Prediction markets rely on two distinct order-matching systems: Central Limit Order Books (CLOB) and Automated Market Makers (AMM). Each aggregates trader sentiment into market prices, yet they operate under fundamentally different principles. Grasping these distinctions enables you to select the most suitable venue and refine your approach accordingly.
How CLOB Works
A CLOB system pairs incoming buy orders with existing sell orders from the ledger. When you submit a market order, the matching engine identifies the most competitive available counterparty among open positions. Core characteristics include:
- Pricing emerges from trader competition rather than algorithmic calculation
- Minimal slippage on modest-sized trades within well-traded markets
- Transparent view of order book levels accessible before execution
- No need for capital reserves — simply requires counterparties willing to transact
Deployed by: Polymarket, PolyGram, established stock and derivatives exchanges
How AMM Works
An AMM employs a mathematical formula (such as x*y=k) to establish asset valuations based on pool composition. Rather than trading against other market participants, you interact with a pre-funded reserve. Core characteristics include:
- Continuous liquidity provision (sourced from pooled capital)
- Slippage expands proportionally with transaction volume (pool balance shifts)

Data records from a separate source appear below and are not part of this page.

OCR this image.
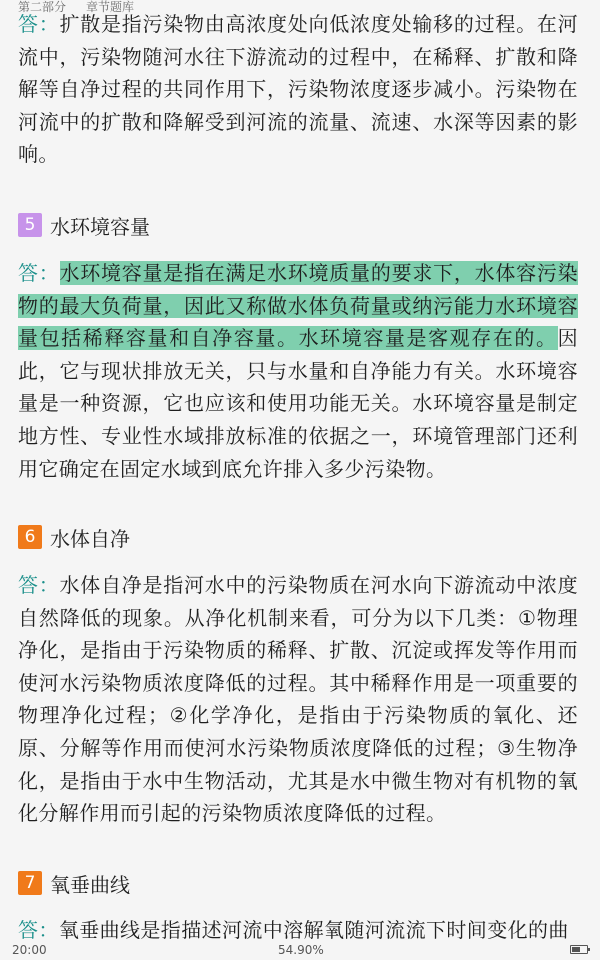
第二部分 章节题库

答：扩散是指污染物由高浓度处向低浓度处输移的过程。在河流中，污染物随河水往下游流动的过程中，在稀释、扩散和降解等自净过程的共同作用下，污染物浓度逐步减小。污染物在河流中的扩散和降解受到河流的流量、流速、水深等因素的影响。

5 水环境容量

答：水环境容量是指在满足水环境质量的要求下，水体容污染物的最大负荷量，因此又称做水体负荷量或纳污能力水环境容量包括稀释容量和自净容量。水环境容量是客观存在的。因此，它与现状排放无关，只与水量和自净能力有关。水环境容量是一种资源，它也应该和使用功能无关。水环境容量是制定地方性、专业性水域排放标准的依据之一，环境管理部门还利用它确定在固定水域到底允许排入多少污染物。

6 水体自净

答：水体自净是指河水中的污染物质在河水向下游流动中浓度自然降低的现象。从净化机制来看，可分为以下几类：①物理净化，是指由于污染物质的稀释、扩散、沉淀或挥发等作用而使河水污染物质浓度降低的过程。其中稀释作用是一项重要的物理净化过程；②化学净化，是指由于污染物质的氧化、还原、分解等作用而使河水污染物质浓度降低的过程；③生物净化，是指由于水中生物活动，尤其是水中微生物对有机物的氧化分解作用而引起的污染物质浓度降低的过程。

7 氧垂曲线

答：氧垂曲线是指描述河流中溶解氧随河流流下时间变化的曲

20:00	54.90%
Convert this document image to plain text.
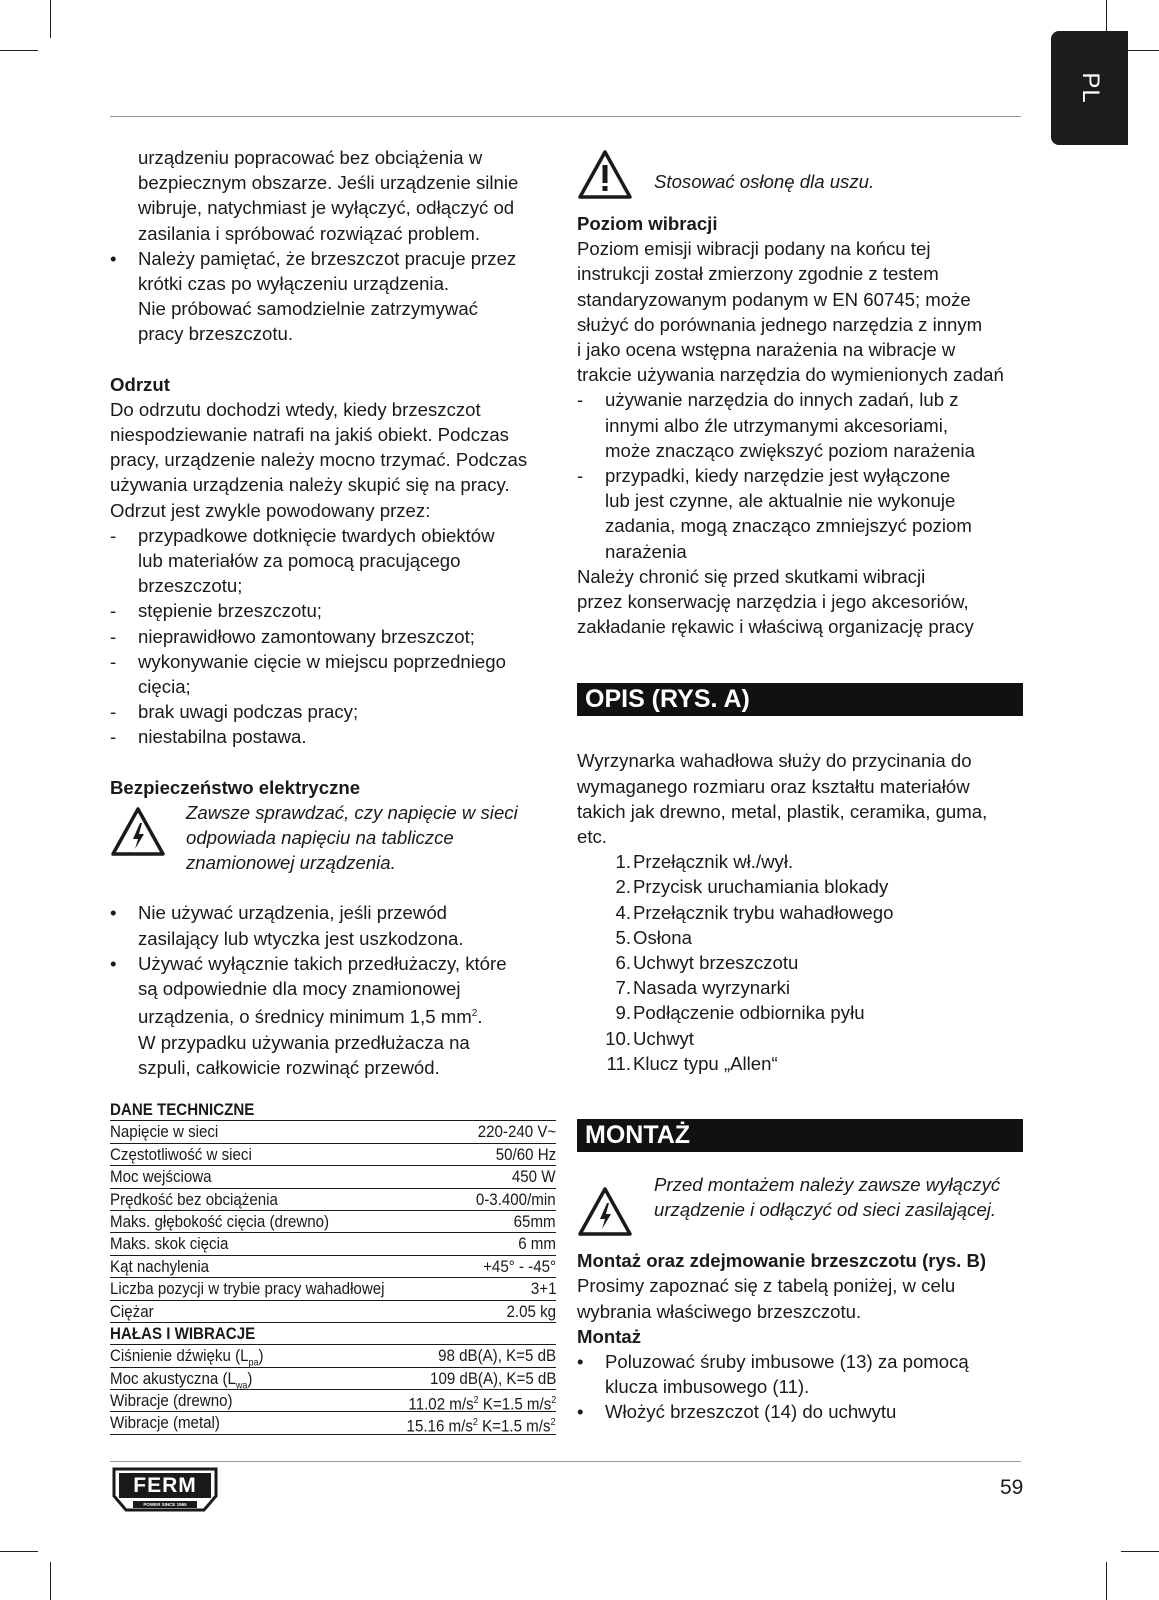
PL

urządzeniu popracować bez obciążenia w

bezpiecznym obszarze. Jeśli urządzenie silnie

wibruje, natychmiast je wyłączyć, odłączyć od

zasilania i spróbować rozwiązać problem.

• Należy pamiętać, że brzeszczot pracuje przez

krótki czas po wyłączeniu urządzenia.

Nie próbować samodzielnie zatrzymywać

pracy brzeszczotu.

Odrzut

Do odrzutu dochodzi wtedy, kiedy brzeszczot

niespodziewanie natrafi na jakiś obiekt. Podczas

pracy, urządzenie należy mocno trzymać. Podczas

używania urządzenia należy skupić się na pracy.

Odrzut jest zwykle powodowany przez:

- przypadkowe dotknięcie twardych obiektów

lub materiałów za pomocą pracującego

brzeszczotu;

- stępienie brzeszczotu;

- nieprawidłowo zamontowany brzeszczot;

- wykonywanie cięcie w miejscu poprzedniego

cięcia;

- brak uwagi podczas pracy;

- niestabilna postawa.

Bezpieczeństwo elektryczne

Zawsze sprawdzać, czy napięcie w sieci

odpowiada napięciu na tabliczce

znamionowej urządzenia.

• Nie używać urządzenia, jeśli przewód

zasilający lub wtyczka jest uszkodzona.

• Używać wyłącznie takich przedłużaczy, które

są odpowiednie dla mocy znamionowej

urządzenia, o średnicy minimum 1,5 $mm^2$.

W przypadku używania przedłużacza na

szpuli, całkowicie rozwinąć przewód.

DANE TECHNICZNE
Napięcie w sieci	220-240 V~
Częstotliwość w sieci	50/60 Hz
Moc wejściowa	450 W
Prędkość bez obciążenia	0-3.400/min
Maks. głębokość cięcia (drewno)	65mm
Maks. skok cięcia	6 mm
Kąt nachylenia	+45° - -45°
Liczba pozycji w trybie pracy wahadłowej	3+1
Ciężar	2.05 kg
HAŁAS I WIBRACJE
Ciśnienie dźwięku $(L_{pa})$	98 dB(A), K=5 dB
Moc akustyczna $(L_{wa})$	109 dB(A), K=5 dB
Wibracje (drewno)	11.02 $m/s^2$ K=1.5 $m/s^2$
Wibracje (metal)	15.16 $m/s^2$ K=1.5 $m/s^2$

Stosować osłonę dla uszu.

Poziom wibracji

Poziom emisji wibracji podany na końcu tej

instrukcji został zmierzony zgodnie z testem

standaryzowanym podanym w EN 60745; może

służyć do porównania jednego narzędzia z innym

i jako ocena wstępna narażenia na wibracje w

trakcie używania narzędzia do wymienionych zadań

- używanie narzędzia do innych zadań, lub z

innymi albo źle utrzymanymi akcesoriami,

może znacząco zwiększyć poziom narażenia

- przypadki, kiedy narzędzie jest wyłączone

lub jest czynne, ale aktualnie nie wykonuje

zadania, mogą znacząco zmniejszyć poziom

narażenia

Należy chronić się przed skutkami wibracji

przez konserwację narzędzia i jego akcesoriów,

zakładanie rękawic i właściwą organizację pracy

OPIS (RYS. A)

Wyrzynarka wahadłowa służy do przycinania do

wymaganego rozmiaru oraz kształtu materiałów

takich jak drewno, metal, plastik, ceramika, guma,

etc.

1. Przełącznik wł./wył.

2. Przycisk uruchamiania blokady

4. Przełącznik trybu wahadłowego

5. Osłona

6. Uchwyt brzeszczotu

7. Nasada wyrzynarki

9. Podłączenie odbiornika pyłu

10. Uchwyt

11. Klucz typu „Allen“

MONTAŻ

Przed montażem należy zawsze wyłączyć

urządzenie i odłączyć od sieci zasilającej.

Montaż oraz zdejmowanie brzeszczotu (rys. B)

Prosimy zapoznać się z tabelą poniżej, w celu

wybrania właściwego brzeszczotu.

Montaż

• Poluzować śruby imbusowe (13) za pomocą

klucza imbusowego (11).

• Włożyć brzeszczot (14) do uchwytu

FERM
POWER SINCE 1965
59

- Valuations stem from programmatic rules rather than trader sentiment
- Depends on liquidity providers who collect fees but risk impermanent loss
Deployed by: Earlier Augur iterations, Gnosis conditional markets, select decentralised prediction venues
Which Is Better for Prediction Markets?
| Factor | CLOB | AMM |
|---|---|---|
| Price accuracy | Superior — derived from informed trader decisions | Inferior — derived from mathematical formula |
| Slippage (small orders) | Negligible in active markets | Consistently present |
| Slippage (large orders) | Contingent on available depth | Consistently elevated |
| Always-on liquidity | Conditional — requires participating traders | Guaranteed — reserves always accessible |
| Thin market performance | Challenging (expansive spreads) | Favourable (guaranteed execution) |
In established markets featuring substantial trader participation, CLOB demonstrates superior performance relative to AMM regarding price discovery. Polymarket's adoption of CLOB reflects sound architecture for a high-throughput trading platform.
FAQ
- Does PolyGram use CLOB or AMM?
- PolyGram interfaces with Polymarket's CLOB infrastructure — the identical matching system employed by institutional traders worldwide.
- Are there still AMM prediction markets in 2026?
- Certainly — certain niche decentralised prediction platforms maintain AMM designs. They guarantee liquidity availability but produce inferior pricing relative to CLOB venues for mainstream contests.
- Can I provide liquidity to PolyGram's CLOB?
- Absolutely — every limit order resting in the CLOB contributes liquidity to the system. You determine your own price point, and execution occurs at your chosen level whenever a counterparty accepts your terms.